1944 en Saône-et-Loire, une année décisive mais sanglante
Le 23 janvier dernier, Préfet, élus locaux, habitants et porte-drapeaux ont rappelé les arrestations survenues 80 ans plus tôt, devant et dans l'ancien hôtel Jusseau.

1944 commence difficilement en Saône-et-Loire. Le pays est occupé depuis trois ans et demi et les Français font face comme ils le peuvent. Si une partie de la population fait le dos rond face aux nouveaux maîtres du pays, une petite partie de la population collabore alors qu’une autre petite partie, plus ou moins discrètement, affirme sa désapprobation quant à la présence allemande.

En plusieurs points de la Saône-et-Loire, des maquis se sont montés, alimentés par les réfractaires au STO notamment. Une lutte armée, démarrée à l’été 1943, se manifeste de plus en plus fortement au fil du temps. En Saône-et-Loire, ces actions se concentrent sur le sabotage des voies de communication, sur les voies d’eau et les chemins de fer, ainsi que sur les sources d’énergie électrique et les lignes à haute tension.

Entre Résistance et répression

Mais la Gestapo est tapie et les groupes clandestins sont pourchassés. Des agents doubles opèrent, comme les sinistres Garcia et Doussot à Beaubery puis à Blanot, présents dans les maquis un jour… avant d’aller dénoncer les acteurs de la Résistance le lendemain. Leur action entraîne les arrestations de Cortevaix et Blanot, en janvier, puis celles de Cluny, trois semaines plus tard.
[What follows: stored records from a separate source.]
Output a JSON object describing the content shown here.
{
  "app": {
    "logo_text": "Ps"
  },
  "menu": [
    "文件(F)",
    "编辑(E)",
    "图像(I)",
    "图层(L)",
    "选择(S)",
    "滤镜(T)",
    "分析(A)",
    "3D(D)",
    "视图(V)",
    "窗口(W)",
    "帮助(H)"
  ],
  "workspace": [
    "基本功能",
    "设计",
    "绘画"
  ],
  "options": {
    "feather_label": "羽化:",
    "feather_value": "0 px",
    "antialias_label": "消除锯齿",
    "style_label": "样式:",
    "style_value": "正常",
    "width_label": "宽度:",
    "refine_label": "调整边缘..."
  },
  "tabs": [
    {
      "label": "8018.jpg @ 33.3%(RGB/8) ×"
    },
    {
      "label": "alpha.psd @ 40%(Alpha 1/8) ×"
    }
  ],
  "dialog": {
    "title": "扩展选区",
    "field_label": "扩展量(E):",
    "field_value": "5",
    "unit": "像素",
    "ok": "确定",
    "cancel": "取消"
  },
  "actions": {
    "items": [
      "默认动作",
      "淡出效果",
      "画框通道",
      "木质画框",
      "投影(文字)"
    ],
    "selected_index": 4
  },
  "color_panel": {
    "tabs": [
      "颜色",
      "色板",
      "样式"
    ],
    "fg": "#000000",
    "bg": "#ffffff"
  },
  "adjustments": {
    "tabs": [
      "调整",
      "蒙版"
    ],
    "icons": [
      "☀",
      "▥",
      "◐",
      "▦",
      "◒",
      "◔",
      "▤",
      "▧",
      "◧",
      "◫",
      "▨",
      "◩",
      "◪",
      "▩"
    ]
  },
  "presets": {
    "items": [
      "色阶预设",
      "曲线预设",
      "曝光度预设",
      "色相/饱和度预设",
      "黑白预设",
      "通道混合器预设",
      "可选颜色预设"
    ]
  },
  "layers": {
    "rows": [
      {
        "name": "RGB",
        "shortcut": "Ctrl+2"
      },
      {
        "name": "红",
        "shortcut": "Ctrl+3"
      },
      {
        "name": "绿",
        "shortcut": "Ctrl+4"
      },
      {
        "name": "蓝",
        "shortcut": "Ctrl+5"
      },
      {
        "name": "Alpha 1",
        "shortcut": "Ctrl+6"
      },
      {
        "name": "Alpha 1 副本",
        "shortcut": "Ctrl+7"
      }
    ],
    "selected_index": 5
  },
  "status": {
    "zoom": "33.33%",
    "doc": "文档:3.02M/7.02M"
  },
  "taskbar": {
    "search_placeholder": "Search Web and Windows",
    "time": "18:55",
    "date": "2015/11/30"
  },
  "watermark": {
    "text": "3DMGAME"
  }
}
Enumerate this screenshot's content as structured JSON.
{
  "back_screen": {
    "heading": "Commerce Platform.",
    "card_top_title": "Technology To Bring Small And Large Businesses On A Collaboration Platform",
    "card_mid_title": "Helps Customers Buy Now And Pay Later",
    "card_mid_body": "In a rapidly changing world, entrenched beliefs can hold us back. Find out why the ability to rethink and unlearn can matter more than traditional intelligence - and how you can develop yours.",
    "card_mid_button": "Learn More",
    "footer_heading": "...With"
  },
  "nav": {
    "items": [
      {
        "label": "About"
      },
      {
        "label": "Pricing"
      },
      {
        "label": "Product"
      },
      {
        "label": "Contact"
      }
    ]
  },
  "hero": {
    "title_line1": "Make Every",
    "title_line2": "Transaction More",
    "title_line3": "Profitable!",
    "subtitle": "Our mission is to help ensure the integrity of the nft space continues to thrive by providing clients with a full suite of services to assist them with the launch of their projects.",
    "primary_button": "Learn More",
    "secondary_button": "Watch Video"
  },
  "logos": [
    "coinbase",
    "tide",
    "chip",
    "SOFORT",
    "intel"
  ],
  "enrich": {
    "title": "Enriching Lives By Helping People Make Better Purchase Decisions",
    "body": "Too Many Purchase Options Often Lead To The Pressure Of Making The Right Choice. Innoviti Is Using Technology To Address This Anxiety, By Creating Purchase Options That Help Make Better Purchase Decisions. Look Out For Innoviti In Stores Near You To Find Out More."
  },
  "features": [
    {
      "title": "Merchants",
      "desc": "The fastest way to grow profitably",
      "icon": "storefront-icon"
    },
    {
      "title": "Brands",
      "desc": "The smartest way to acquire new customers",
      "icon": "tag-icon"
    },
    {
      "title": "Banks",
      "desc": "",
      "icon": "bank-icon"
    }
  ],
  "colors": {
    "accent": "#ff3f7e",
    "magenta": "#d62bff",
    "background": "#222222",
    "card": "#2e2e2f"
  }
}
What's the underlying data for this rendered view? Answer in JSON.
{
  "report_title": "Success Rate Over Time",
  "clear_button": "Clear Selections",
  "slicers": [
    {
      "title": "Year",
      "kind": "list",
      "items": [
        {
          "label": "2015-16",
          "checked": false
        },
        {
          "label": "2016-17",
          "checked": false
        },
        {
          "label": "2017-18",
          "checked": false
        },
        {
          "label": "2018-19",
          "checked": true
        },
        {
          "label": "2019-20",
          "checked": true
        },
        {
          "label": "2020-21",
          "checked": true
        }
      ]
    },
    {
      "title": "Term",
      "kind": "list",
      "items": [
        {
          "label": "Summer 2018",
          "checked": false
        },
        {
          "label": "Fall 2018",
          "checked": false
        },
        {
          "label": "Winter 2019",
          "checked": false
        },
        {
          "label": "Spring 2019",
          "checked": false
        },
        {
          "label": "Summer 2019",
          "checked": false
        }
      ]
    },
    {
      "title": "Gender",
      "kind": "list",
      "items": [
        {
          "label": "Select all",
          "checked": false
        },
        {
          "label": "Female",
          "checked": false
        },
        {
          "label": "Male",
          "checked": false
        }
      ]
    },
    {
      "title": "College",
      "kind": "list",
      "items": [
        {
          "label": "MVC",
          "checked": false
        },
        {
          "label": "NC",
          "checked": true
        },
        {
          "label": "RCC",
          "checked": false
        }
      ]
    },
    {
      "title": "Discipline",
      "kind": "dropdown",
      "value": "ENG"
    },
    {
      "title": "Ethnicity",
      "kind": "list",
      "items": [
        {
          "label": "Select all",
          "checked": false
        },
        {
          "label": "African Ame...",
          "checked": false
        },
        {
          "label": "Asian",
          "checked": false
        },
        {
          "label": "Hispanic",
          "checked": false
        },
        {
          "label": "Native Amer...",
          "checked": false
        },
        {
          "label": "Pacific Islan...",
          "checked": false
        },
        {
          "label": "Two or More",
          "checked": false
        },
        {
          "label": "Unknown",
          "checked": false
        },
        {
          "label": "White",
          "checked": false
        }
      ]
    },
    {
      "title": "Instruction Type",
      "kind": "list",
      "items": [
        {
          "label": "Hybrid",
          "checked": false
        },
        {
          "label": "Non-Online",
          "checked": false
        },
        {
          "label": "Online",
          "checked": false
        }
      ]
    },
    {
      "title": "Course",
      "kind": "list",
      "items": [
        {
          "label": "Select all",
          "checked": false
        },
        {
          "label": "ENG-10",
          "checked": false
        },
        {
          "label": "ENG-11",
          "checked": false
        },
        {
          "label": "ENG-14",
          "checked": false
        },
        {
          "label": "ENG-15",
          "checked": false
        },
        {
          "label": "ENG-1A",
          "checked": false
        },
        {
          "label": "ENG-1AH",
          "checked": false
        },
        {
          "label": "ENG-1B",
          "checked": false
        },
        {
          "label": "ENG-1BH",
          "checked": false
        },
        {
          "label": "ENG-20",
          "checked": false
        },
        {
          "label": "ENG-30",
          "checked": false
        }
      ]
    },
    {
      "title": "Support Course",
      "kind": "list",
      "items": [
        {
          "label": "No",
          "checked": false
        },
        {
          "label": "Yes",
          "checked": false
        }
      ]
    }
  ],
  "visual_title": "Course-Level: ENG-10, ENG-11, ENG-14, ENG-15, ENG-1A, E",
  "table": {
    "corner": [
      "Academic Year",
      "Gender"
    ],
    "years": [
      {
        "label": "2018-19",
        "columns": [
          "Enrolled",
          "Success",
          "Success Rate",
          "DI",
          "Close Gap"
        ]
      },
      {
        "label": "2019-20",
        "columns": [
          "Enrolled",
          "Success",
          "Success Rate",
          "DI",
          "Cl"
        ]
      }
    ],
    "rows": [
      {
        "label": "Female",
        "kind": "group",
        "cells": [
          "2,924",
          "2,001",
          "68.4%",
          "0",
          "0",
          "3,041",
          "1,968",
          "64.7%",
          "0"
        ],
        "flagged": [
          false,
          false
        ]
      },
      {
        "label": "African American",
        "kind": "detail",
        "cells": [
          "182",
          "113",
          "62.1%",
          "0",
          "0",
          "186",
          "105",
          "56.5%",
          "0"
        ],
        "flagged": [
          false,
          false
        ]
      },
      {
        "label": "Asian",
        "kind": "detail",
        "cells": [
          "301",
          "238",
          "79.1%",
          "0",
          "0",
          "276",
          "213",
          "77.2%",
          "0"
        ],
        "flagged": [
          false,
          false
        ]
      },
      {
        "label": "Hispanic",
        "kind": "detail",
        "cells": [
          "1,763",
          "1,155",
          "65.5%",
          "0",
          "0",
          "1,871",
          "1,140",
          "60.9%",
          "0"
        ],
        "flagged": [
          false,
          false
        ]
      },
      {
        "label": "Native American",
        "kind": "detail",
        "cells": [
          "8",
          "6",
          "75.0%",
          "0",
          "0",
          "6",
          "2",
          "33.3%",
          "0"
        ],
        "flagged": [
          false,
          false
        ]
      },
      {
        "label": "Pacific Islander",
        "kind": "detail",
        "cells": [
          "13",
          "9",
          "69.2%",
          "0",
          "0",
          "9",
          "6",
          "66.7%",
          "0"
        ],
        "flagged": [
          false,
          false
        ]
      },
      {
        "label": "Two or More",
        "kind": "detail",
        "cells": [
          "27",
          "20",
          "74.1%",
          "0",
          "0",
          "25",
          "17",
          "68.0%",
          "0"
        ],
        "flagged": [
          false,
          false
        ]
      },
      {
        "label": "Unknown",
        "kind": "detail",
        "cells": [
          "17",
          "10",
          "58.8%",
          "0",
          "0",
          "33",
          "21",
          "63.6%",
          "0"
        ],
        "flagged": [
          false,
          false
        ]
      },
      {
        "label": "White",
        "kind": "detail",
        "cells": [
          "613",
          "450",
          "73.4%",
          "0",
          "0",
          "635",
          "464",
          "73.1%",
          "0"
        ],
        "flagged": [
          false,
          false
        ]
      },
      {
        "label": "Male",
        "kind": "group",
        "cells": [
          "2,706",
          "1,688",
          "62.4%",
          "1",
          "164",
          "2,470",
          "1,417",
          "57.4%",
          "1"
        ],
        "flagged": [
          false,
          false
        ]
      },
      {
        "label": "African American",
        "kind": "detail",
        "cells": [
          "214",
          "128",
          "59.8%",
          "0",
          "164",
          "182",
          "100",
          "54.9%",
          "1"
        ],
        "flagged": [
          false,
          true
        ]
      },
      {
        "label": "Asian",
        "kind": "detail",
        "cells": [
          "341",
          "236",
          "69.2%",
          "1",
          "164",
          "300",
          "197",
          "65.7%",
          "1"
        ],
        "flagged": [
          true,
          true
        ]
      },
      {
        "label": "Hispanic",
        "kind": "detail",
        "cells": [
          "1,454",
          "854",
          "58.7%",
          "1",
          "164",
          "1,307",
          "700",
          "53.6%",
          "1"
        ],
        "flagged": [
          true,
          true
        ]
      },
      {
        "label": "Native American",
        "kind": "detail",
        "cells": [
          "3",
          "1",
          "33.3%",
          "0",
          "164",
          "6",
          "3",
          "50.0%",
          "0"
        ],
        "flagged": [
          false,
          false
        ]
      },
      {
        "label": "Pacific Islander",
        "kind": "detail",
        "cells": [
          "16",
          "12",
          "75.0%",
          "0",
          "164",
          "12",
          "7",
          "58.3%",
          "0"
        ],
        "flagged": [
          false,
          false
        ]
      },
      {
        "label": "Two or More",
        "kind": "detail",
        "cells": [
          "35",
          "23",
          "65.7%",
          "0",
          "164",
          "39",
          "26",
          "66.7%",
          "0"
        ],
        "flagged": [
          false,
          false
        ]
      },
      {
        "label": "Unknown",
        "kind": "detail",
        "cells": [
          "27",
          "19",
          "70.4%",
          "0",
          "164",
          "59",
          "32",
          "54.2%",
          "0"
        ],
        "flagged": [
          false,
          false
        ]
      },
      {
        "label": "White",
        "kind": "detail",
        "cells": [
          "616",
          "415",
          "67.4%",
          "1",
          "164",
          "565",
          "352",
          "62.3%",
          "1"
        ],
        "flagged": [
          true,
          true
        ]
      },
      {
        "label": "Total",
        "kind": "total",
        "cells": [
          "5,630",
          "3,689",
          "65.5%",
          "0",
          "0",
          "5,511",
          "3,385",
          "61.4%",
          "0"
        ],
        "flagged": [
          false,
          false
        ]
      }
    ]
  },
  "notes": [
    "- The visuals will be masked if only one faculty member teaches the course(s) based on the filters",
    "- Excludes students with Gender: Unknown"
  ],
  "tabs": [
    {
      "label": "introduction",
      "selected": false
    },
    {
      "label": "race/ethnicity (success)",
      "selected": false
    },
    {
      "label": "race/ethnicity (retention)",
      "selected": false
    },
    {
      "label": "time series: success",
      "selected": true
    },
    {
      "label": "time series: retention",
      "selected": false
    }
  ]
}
Entre-temps, il semble que les malheureux victimes des arrestations aient parlé… sous la torture du terrible Klaus Barbie.

Le maquis de Guerfand, dénoncé par un couple, est également attaqué, avec des échanges de tirs. Dans le hameau de la Madeleine, la population est réunie au café. Deux maquisards sont tués, ainsi que les trois frères Jouvenceau, exécutés en représailles ; et plusieurs maisons sont brûlées, avec des personnes cachées à l’intérieur. Car les troupes allemandes subissent de lourdes pertes dans cette opération. Face à cette répression continue, les groupes de résistance s’adaptent : du 2 au 4 mars, le maquis de Laives, menacé par les battues allemandes, déménage pour le secteur de Chauffailles.

Le 27 mai, sept jeunes maquisards FTP du Camp des Loups, maquis cantonnant dans les bois de Maranges, entre Genouilly et Collonge-en-Charolais, sont abattus par les troupes d’occupation nazies. Ils étaient alors environ 80, souvent originaires des villages des environs. Un peu de naïveté conjuguée au harcèlement continu de la police allemande sur les habitants font remonter les informations qui déclenchèrent l’intervention.

Pendant ce temps, les alliés prenaient en compte les projets de ceux qui, en France, refusent l’occupation allemande ; ils leur envoient parcimonieusement d’abord une aide matérielle. En Saône-et-Loire, cette contribution aérienne en armement augmente réellement pendant l’été 1944, avec trois grands parachutages en plein jour. Avant, les petits maquis du Département ne semblent pas compter comme des noyaux mobilisateurs.

Un grand souffle d’espoir

À partir du 6 juin 1944, la levée en masse populaire est presque spontanée, notamment dans le pays minier. Les maquis sont alors rejoints par des grandes quantités de volontaires. Et il faudra presque deux mois pour que ces troupes hétéroclites se transforment en formations combattantes bien armées et encadrées.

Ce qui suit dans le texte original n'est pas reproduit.